Lillian Dyck, first First Nations woman in Canada’s Senate, to retire

Now called a trailblazer, Sen. Lillian Dyck (BA'66, BA'68, MSc'70, PhD'91) says she used to be called a “troublemaker.”

By Jolson Lim | iPolitics

“I think I was born with a stubborn streak,” Dyck said in an interview with iPolitics last week. At the same time, she expressed humility. Few people call her a trailblazer to her face, she said.

“It’s just a matter of fact, right?” she added. “I just happen to be the first one to do a number of different things.”

Dyck retires today, the date she turns 75, the age limit for sitting senators. She is the first First Nations woman and first Canadian-born Chinese person to be appointed to the Senate. Before politics, she was one of the first Indigenous women in Canada to go into the field of neuropsychiatry. 

The senator from Saskatchewan was appointed by former prime minister Paul Martin in 2005. Fifteen years later, Dyck has earned a reputation as a tireless advocate for Indigenous women in the halls of the Senate. 

Dyck said a highlight in her Senate career was removing sexism in the Indian Act, which long stripped status for First Nations women married to non-First Nations men. Her Cree mother, who was from the Gordon First Nation, had lost her Indian status when she married a Chinese man.

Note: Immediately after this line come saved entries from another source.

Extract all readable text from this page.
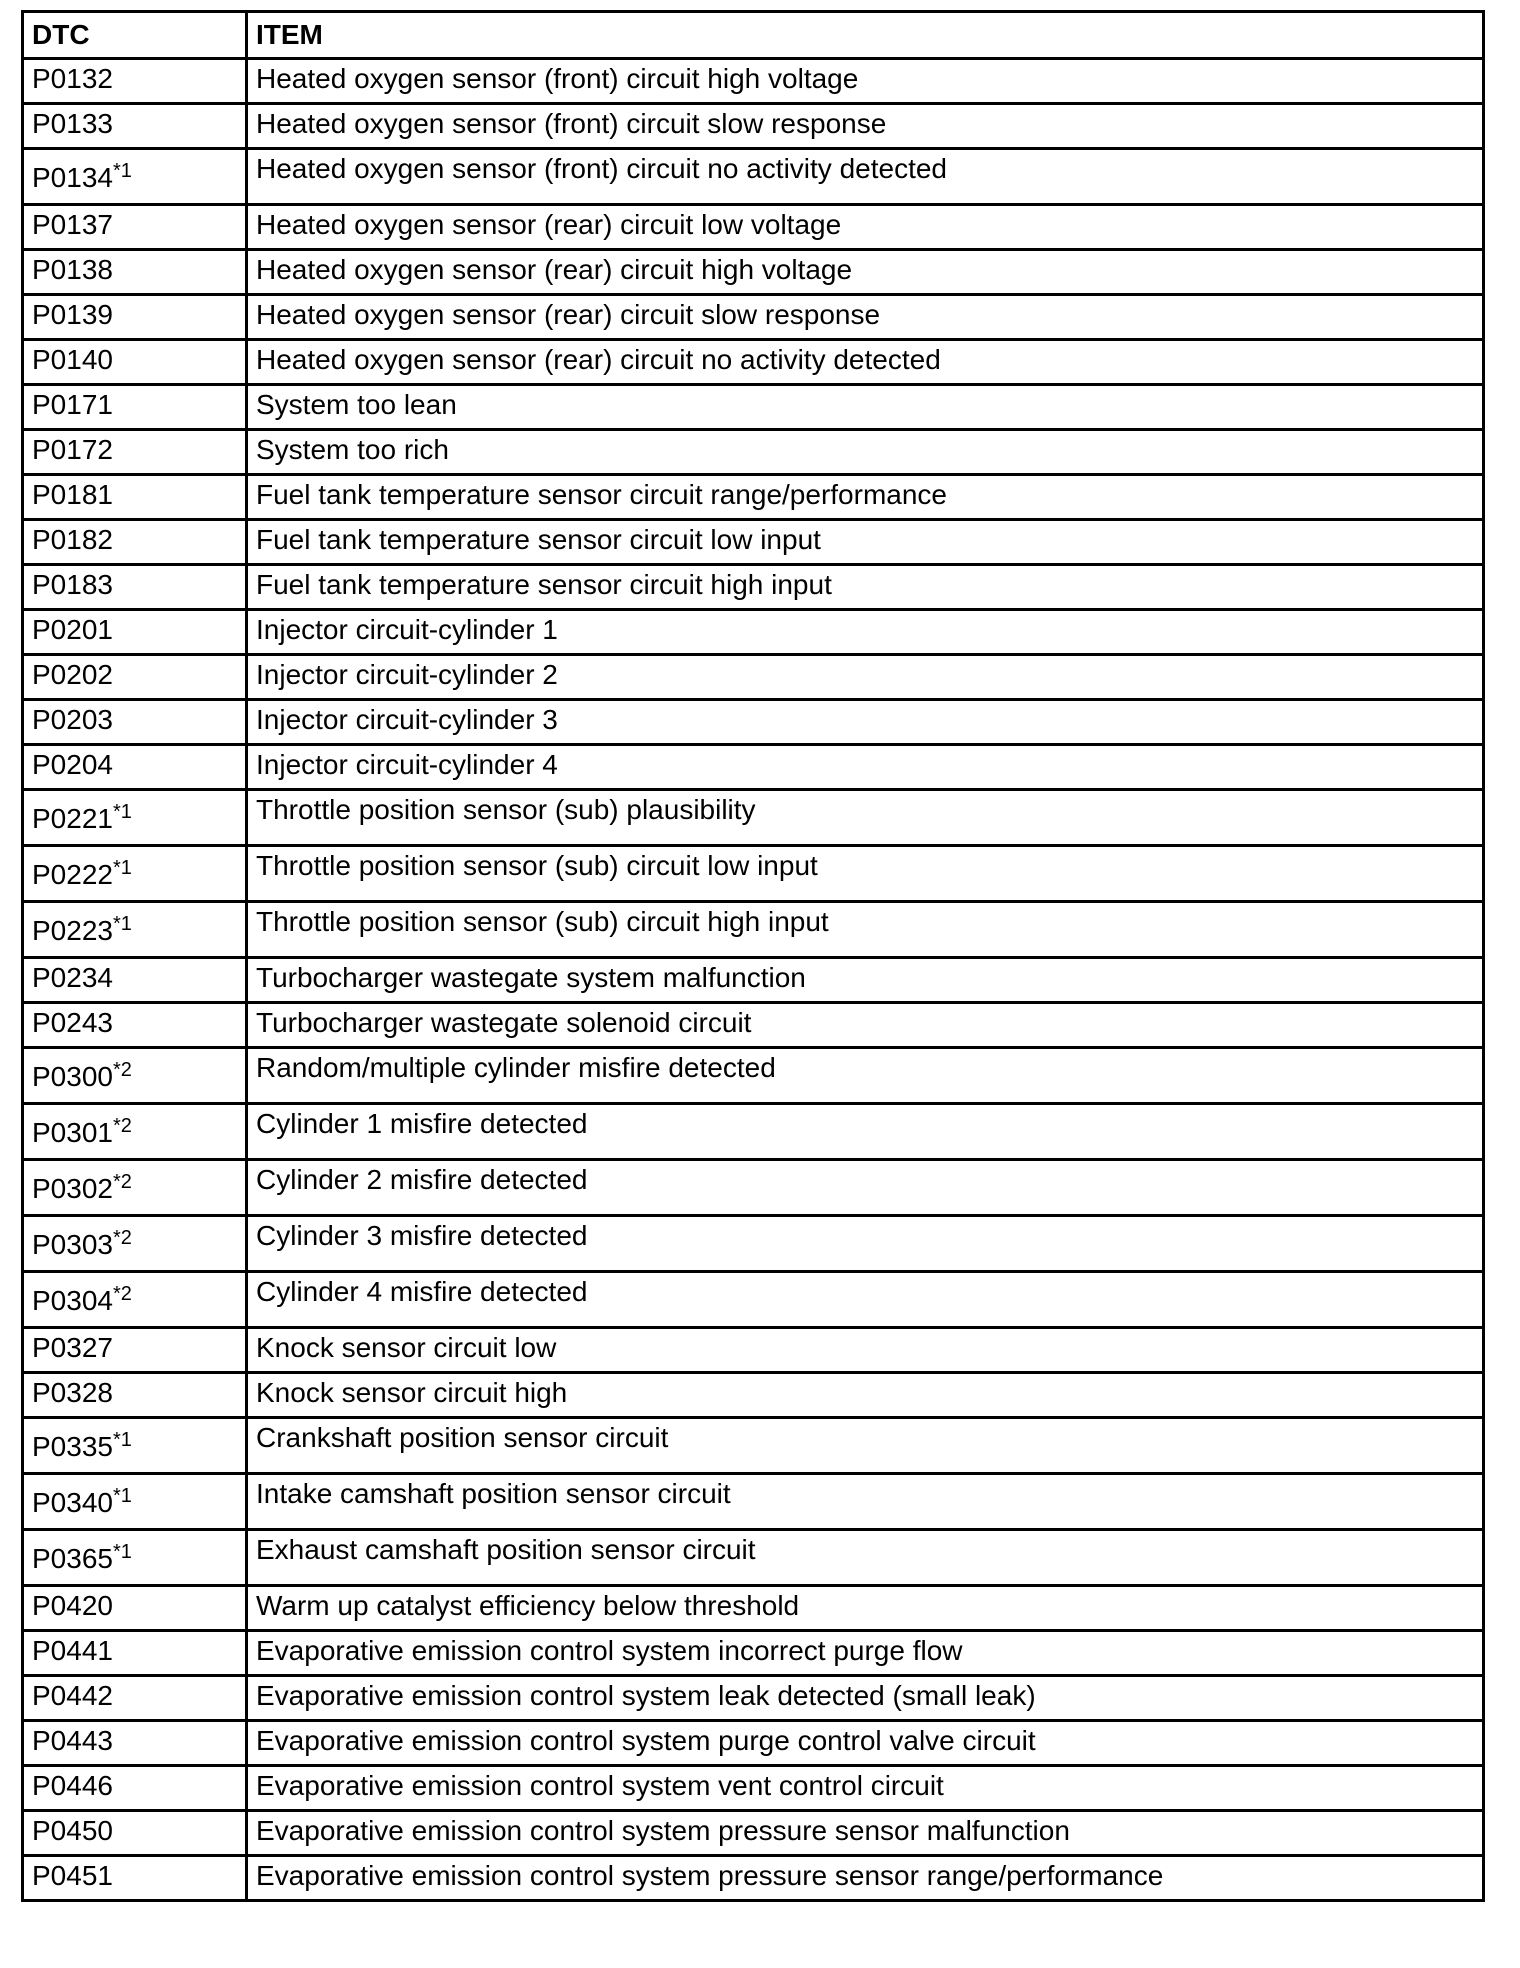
DTC	ITEM
P0132	Heated oxygen sensor (front) circuit high voltage
P0133	Heated oxygen sensor (front) circuit slow response
P0134$^{*1}$	Heated oxygen sensor (front) circuit no activity detected
P0137	Heated oxygen sensor (rear) circuit low voltage
P0138	Heated oxygen sensor (rear) circuit high voltage
P0139	Heated oxygen sensor (rear) circuit slow response
P0140	Heated oxygen sensor (rear) circuit no activity detected
P0171	System too lean
P0172	System too rich
P0181	Fuel tank temperature sensor circuit range/performance
P0182	Fuel tank temperature sensor circuit low input
P0183	Fuel tank temperature sensor circuit high input
P0201	Injector circuit-cylinder 1
P0202	Injector circuit-cylinder 2
P0203	Injector circuit-cylinder 3
P0204	Injector circuit-cylinder 4
P0221$^{*1}$	Throttle position sensor (sub) plausibility
P0222$^{*1}$	Throttle position sensor (sub) circuit low input
P0223$^{*1}$	Throttle position sensor (sub) circuit high input
P0234	Turbocharger wastegate system malfunction
P0243	Turbocharger wastegate solenoid circuit
P0300$^{*2}$	Random/multiple cylinder misfire detected
P0301$^{*2}$	Cylinder 1 misfire detected
P0302$^{*2}$	Cylinder 2 misfire detected
P0303$^{*2}$	Cylinder 3 misfire detected
P0304$^{*2}$	Cylinder 4 misfire detected
P0327	Knock sensor circuit low
P0328	Knock sensor circuit high
P0335$^{*1}$	Crankshaft position sensor circuit
P0340$^{*1}$	Intake camshaft position sensor circuit
P0365$^{*1}$	Exhaust camshaft position sensor circuit
P0420	Warm up catalyst efficiency below threshold
P0441	Evaporative emission control system incorrect purge flow
P0442	Evaporative emission control system leak detected (small leak)
P0443	Evaporative emission control system purge control valve circuit
P0446	Evaporative emission control system vent control circuit
P0450	Evaporative emission control system pressure sensor malfunction
P0451	Evaporative emission control system pressure sensor range/performance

A decades-long push for the inequity to be addressed culminated in the tabling of Bill S-3. In a key moment close to passage in late 2017, senators pushed for the government to agree to a fixed date for removing the inequity after an unspecified period of consultations. 

But fearing the government would not pass the bill with another amendment, Dyck was able to convince enough colleagues to support its passage. 

“I had to get up on my feet and convince them that I, too, wanted the whole nine yards,” she said. “But the government was not able to do that at the moment in time. If we went that route to try to make them amend it again, we might lose what we gained.”

In August 2019, the final provisions of the bill were brought into force, correcting a historical wrong.

Another moment for Dyck was pushing for changes to Bill C-75, the Liberals’ 2019 criminal justice bill, that would require judges to consider harsher sentences in cases of violence against Indigenous women.

While some in the legal community feared it could increase incarceration rates for Indigenous individuals, the government acted based on recommendations of the final report of the national inquiry in missing and murdered Indigenous women and girls.

Dyck, the chair of the Senate Aboriginal people’s committee, had also invited the inquiry’s chief commissioner, Marion Buller, to testify as C-75 neared passage.

“I’ve been very fortunate that in the last two or three years I’ve been able to accomplish quite a bit,” she said.